SQUARE FLOOR FUNCTION DEFINITE INTEGRAL:
$latex \displaystyle I_3= \int_0^x \lfloor x \rfloor^2 dx = \int_0^{\lfloor x \rfloor} \lfloor x \rfloor^2 dx+ \int_{{\lfloor x \rfloor}}^ {x} \lfloor x \rfloor^2 dx $
$latex \displaystyle I_3=\sum_{k=1}^{ \lfloor x \rfloor-1}{k^2} + \left\{{x}\right\}\lfloor x \rfloor^2 $
$latex \displaystyle I_3=P(\lfloor x \rfloor-1) + \left\{{x}\right\}\lfloor x \rfloor^2 $
Where: $latex \displaystyle P(n)$ gives the n-th Square Pyramidal Number.

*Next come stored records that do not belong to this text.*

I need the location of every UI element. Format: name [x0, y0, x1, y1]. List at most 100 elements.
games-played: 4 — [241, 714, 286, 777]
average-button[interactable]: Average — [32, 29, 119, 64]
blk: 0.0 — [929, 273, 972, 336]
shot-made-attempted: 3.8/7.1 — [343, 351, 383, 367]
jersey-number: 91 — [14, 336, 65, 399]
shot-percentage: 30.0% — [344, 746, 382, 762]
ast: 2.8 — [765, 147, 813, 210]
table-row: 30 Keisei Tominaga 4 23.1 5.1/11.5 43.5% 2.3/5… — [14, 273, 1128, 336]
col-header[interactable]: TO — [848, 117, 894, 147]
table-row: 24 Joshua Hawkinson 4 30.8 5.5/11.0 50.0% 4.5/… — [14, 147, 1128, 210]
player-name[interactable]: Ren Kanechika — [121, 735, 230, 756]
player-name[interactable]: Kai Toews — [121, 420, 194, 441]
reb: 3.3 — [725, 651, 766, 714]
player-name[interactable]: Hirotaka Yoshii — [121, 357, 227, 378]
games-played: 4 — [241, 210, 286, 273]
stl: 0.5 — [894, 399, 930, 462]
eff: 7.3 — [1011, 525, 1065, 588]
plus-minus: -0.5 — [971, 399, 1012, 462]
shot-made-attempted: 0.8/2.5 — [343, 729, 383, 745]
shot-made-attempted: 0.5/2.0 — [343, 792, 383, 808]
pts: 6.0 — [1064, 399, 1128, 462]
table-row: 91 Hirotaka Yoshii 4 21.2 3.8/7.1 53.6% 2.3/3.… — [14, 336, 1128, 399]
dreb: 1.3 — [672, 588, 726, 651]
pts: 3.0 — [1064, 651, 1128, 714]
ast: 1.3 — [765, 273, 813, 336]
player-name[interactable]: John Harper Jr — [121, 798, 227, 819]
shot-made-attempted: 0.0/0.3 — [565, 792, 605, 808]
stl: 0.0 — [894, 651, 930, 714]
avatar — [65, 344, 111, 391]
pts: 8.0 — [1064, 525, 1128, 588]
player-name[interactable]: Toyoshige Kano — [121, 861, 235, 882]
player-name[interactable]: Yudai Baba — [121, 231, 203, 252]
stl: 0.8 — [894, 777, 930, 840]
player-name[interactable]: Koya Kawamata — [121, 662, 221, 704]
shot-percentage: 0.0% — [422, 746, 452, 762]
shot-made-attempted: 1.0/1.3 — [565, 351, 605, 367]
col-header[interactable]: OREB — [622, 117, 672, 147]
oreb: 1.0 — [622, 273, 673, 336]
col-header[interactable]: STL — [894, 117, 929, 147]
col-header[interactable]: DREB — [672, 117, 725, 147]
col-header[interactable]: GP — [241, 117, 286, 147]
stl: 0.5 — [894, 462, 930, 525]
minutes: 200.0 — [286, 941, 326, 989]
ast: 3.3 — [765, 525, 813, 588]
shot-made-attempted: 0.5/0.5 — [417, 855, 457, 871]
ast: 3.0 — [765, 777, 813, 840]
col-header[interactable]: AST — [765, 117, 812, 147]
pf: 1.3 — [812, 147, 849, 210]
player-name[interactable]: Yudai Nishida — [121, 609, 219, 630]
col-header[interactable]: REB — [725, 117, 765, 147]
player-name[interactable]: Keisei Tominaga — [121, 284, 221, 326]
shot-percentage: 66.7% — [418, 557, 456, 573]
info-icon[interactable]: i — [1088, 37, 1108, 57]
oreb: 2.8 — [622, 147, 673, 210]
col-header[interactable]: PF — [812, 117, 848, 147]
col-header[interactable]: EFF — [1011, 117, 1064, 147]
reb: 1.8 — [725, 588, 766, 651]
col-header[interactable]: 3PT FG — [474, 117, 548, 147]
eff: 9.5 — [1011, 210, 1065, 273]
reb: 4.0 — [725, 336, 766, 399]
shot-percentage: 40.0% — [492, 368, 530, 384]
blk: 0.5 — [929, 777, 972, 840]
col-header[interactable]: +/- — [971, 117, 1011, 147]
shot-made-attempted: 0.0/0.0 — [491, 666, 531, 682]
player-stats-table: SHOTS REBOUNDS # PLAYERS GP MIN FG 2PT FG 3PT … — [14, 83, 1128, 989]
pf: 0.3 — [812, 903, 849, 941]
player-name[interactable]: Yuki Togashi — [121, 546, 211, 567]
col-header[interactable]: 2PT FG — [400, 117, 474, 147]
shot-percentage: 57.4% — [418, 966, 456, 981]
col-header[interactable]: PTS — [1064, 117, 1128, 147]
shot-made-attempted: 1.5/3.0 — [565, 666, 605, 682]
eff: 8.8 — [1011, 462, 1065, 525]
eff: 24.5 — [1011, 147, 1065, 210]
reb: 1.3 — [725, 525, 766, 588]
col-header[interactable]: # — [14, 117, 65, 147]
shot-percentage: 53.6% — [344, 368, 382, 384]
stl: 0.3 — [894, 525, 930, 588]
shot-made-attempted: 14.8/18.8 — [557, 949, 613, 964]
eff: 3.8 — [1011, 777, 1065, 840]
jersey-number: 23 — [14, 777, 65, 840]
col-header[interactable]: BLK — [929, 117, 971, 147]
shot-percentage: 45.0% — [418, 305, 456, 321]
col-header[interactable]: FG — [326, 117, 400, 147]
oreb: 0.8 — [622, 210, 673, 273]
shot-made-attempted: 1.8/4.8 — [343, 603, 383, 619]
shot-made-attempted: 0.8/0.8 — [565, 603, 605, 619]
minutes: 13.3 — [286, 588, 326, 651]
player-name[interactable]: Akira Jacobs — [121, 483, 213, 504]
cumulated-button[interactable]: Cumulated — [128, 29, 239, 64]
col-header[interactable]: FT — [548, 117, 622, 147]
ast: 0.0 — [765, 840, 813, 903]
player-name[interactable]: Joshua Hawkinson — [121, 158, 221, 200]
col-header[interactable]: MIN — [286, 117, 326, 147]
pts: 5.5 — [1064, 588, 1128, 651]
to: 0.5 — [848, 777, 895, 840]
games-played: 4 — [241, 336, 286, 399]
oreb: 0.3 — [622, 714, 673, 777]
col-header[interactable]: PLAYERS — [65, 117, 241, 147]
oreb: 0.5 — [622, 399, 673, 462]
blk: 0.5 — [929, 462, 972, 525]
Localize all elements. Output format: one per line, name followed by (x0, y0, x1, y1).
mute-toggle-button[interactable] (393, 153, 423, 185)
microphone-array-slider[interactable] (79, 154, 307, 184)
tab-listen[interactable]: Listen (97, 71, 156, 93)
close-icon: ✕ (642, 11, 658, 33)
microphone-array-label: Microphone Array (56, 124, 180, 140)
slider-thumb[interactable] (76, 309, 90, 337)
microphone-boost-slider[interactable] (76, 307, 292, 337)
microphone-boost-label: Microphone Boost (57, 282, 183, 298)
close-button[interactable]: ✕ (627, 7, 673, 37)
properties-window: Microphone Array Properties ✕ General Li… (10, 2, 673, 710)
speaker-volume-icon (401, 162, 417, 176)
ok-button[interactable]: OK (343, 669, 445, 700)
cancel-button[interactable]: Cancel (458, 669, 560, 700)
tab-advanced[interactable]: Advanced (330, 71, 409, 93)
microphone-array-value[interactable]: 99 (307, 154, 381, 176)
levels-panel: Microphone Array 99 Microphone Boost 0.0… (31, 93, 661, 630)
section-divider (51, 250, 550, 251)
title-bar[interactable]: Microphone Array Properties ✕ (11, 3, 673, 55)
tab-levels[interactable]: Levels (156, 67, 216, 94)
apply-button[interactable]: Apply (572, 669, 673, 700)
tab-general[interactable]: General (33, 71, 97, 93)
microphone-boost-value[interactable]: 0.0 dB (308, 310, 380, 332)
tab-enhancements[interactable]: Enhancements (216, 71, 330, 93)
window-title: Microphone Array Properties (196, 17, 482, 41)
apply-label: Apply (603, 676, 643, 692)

$latex \displaystyle P(n) =\frac{n(n+1)(2n+1)}{6} $
POWER FLOOR FUNCTION DEFINITE INTEGRAL:
$latex \displaystyle I_4= \int_0^x \lfloor x \rfloor^n dx = \sum_{k=1}^{ \lfloor x \rfloor-1}{k^n} + \left\{{x}\right\}\lfloor x \rfloor^n$
$latex \displaystyle S(n,m)=\sum_{k=1}^{m}{k^n} \;\;\;\;$ is the Faulhaber's formula.
If $latex \displaystyle n=1$ , the formula gives the Triangular Numbers.
And if $latex \displaystyle n=2$ , the formula gives the Square Pyramidal Numbers.